DOI:10.1186/s13058-017-0812-y, Dimensions: pub.1084252009, PMC: PMC5372339, PMID: 28356166,



  1. (1) K.G. Jebsen Centre for Breast Cancer Research, Institute for Clinical Medicine, University of Oslo, Oslo, Norway
  2. (2) Oslo University Hospital, grid.55325.34
  3. (3) Oslo Center for Biostatistics and Epidemiology, Institute of Basic Medical Science, University of Oslo, Oslo, Norway
  4. (4) Akershus University Hospital, grid.411279.8
  5. (5) Norwegian University of Science and Technology, grid.5947.f
  6. (6) University of Helsinki, grid.7737.4
  7. (7) Five3 Genomics, LLC, 95060, Santa Cruz, CA, USA
  8. (8) The University of Texas MD Anderson Cancer Center, grid.240145.6
  9. (9) Addenbrooke's Hospital, grid.120073.7
  10. (10) Cancer Research UK Cambridge Institute, grid.470869.4
  11. (11) Aarhus University Hospital, grid.154185.c, Central Denmark Region
  12. (12) University of Oslo, grid.5510.1
  13. (13) Centre for Cancer Biomedicine, University of Oslo, Oslo, Norway
  14. (14) Department of Computer Science, University of Oslo, Oslo, Norway
  15. (15) Vestre Viken Hospital Trust, grid.459157.b
  16. (16) The Oslo Breast Cancer Research Consortium (OSBREAC), Oslo, Norway


BACKGROUND: Breast cancer is a heterogeneous disease at the clinical and molecular level. In this study we integrate classifications extracted from five different molecular levels in order to identify integrated subtypes. METHODS: Tumor tissue from 425 patients with primary breast cancer from the Oslo2 study was cut and blended, and divided into fractions for DNA, RNA and protein isolation and metabolomics, allowing the acquisition of representative and comparable molecular data.
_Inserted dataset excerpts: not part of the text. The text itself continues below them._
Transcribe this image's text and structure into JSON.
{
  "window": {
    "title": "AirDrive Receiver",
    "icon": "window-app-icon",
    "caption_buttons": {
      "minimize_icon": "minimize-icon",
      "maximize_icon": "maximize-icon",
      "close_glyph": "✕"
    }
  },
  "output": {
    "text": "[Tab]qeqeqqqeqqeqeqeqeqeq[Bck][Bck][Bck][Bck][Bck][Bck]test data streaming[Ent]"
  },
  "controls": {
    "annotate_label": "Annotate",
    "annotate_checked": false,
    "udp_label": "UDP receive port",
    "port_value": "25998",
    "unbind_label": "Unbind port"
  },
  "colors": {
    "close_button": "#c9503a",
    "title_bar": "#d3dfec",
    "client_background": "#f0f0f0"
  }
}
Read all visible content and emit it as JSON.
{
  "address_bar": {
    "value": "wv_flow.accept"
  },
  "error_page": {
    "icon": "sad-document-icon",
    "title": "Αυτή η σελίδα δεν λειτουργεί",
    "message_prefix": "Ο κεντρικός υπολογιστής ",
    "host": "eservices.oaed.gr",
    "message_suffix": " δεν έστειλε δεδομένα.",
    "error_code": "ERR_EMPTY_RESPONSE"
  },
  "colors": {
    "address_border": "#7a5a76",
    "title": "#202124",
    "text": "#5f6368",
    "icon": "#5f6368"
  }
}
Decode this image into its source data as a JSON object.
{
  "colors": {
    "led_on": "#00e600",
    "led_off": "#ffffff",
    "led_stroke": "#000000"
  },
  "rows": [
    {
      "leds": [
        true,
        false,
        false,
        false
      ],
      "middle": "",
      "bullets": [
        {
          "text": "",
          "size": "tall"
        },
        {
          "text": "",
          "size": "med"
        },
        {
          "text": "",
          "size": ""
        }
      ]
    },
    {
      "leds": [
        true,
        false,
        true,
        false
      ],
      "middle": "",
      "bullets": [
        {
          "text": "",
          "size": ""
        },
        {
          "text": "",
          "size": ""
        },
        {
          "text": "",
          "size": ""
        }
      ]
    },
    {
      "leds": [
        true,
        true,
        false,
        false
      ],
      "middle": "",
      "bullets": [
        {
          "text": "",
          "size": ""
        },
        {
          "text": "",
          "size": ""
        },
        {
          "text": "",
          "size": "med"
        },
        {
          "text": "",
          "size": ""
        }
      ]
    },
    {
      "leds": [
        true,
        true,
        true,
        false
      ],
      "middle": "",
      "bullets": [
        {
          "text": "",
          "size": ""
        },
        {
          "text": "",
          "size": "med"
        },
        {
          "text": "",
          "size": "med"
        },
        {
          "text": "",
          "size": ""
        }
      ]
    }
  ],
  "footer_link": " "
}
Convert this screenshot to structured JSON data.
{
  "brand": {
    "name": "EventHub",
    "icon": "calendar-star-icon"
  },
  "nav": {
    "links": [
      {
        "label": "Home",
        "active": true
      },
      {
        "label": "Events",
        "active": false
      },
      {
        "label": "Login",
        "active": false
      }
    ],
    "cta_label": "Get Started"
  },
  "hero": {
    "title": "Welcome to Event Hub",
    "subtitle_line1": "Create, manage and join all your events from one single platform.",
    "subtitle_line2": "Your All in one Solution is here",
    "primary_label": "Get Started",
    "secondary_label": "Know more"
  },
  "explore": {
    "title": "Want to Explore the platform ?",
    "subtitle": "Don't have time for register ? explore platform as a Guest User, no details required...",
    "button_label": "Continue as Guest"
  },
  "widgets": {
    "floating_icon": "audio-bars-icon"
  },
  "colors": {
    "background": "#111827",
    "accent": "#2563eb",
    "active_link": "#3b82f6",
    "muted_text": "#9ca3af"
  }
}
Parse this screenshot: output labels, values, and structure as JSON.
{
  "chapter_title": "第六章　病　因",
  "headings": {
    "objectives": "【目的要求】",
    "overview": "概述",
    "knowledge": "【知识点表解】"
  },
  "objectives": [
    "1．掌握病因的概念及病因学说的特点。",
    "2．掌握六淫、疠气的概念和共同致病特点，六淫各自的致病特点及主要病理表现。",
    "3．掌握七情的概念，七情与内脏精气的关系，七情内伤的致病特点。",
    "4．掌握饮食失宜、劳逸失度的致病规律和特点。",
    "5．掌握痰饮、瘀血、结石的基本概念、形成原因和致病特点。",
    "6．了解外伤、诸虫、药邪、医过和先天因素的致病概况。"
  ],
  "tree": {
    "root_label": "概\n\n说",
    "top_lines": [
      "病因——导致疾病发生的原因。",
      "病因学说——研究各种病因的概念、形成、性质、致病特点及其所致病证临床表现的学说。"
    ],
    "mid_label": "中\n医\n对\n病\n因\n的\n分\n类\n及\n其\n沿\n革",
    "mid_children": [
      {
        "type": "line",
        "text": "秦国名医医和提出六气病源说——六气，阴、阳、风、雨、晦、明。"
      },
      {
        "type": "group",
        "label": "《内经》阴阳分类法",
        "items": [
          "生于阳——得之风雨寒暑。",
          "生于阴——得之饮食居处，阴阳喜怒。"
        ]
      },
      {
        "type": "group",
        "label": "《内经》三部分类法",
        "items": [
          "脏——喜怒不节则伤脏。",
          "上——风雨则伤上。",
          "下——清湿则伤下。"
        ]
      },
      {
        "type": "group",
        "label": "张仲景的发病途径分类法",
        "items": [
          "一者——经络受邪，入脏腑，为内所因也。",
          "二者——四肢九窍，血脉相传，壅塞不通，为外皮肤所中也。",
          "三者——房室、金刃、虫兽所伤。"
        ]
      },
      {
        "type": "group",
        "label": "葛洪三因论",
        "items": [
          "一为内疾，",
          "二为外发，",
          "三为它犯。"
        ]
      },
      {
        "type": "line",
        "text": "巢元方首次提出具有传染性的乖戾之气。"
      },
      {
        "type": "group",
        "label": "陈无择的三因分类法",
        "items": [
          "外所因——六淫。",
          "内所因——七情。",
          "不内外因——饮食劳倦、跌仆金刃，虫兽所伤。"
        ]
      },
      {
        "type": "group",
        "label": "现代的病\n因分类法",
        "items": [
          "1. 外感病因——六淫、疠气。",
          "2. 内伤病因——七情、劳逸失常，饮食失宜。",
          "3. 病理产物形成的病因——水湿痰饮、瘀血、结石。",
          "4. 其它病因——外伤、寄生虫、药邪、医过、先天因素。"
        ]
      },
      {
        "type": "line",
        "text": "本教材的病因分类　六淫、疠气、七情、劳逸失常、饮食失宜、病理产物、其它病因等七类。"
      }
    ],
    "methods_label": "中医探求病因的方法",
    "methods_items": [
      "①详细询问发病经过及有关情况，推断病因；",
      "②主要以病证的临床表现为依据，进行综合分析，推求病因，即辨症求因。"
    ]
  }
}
Patients were stratified into groups based on their tumor characteristics from five different molecular levels, using various clustering methods. Finally, all previously identified and newly determined subgroups were combined in a multilevel classification using a "cluster-of-clusters" approach with consensus clustering. RESULTS: Based on DNA copy number data, tumors were categorized into three groups according to the complex arm aberration index. mRNA expression profiles divided tumors into five molecular subgroups according to PAM50 subtyping, and clustering based on microRNA expression revealed four subgroups. Reverse-phase protein array data divided tumors into five subgroups. Hierarchical clustering of tumor metabolic profiles revealed three clusters. Combining DNA copy number and mRNA expression classified tumors into seven clusters based on pathway activity levels, and tumors were classified into ten subtypes using integrative clustering. The final consensus clustering that incorporated all aforementioned subtypes revealed six major groups. Five corresponded well with the mRNA subtypes, while a sixth group resulted from a split of the luminal A subtype; these tumors belonged to distinct microRNA clusters. Gain-of-function studies using MCF-7 cells showed that microRNAs differentially expressed between the luminal A clusters were important for cancer cell survival. These microRNAs were used to validate the split in luminal A tumors in four independent breast cancer cohorts. In two cohorts the microRNAs divided tumors into subgroups with significantly different outcomes, and in another a trend was observed. CONCLUSIONS: The six integrated subtypes identified confirm the heterogeneity of breast cancer and show that finer subdivisions of subtypes are evident. Increasing knowledge of the heterogeneity of the luminal A subtype may add pivotal information to guide therapeutic choices, evidently bringing us closer to improved treatment for this largest subgroup of breast cancer.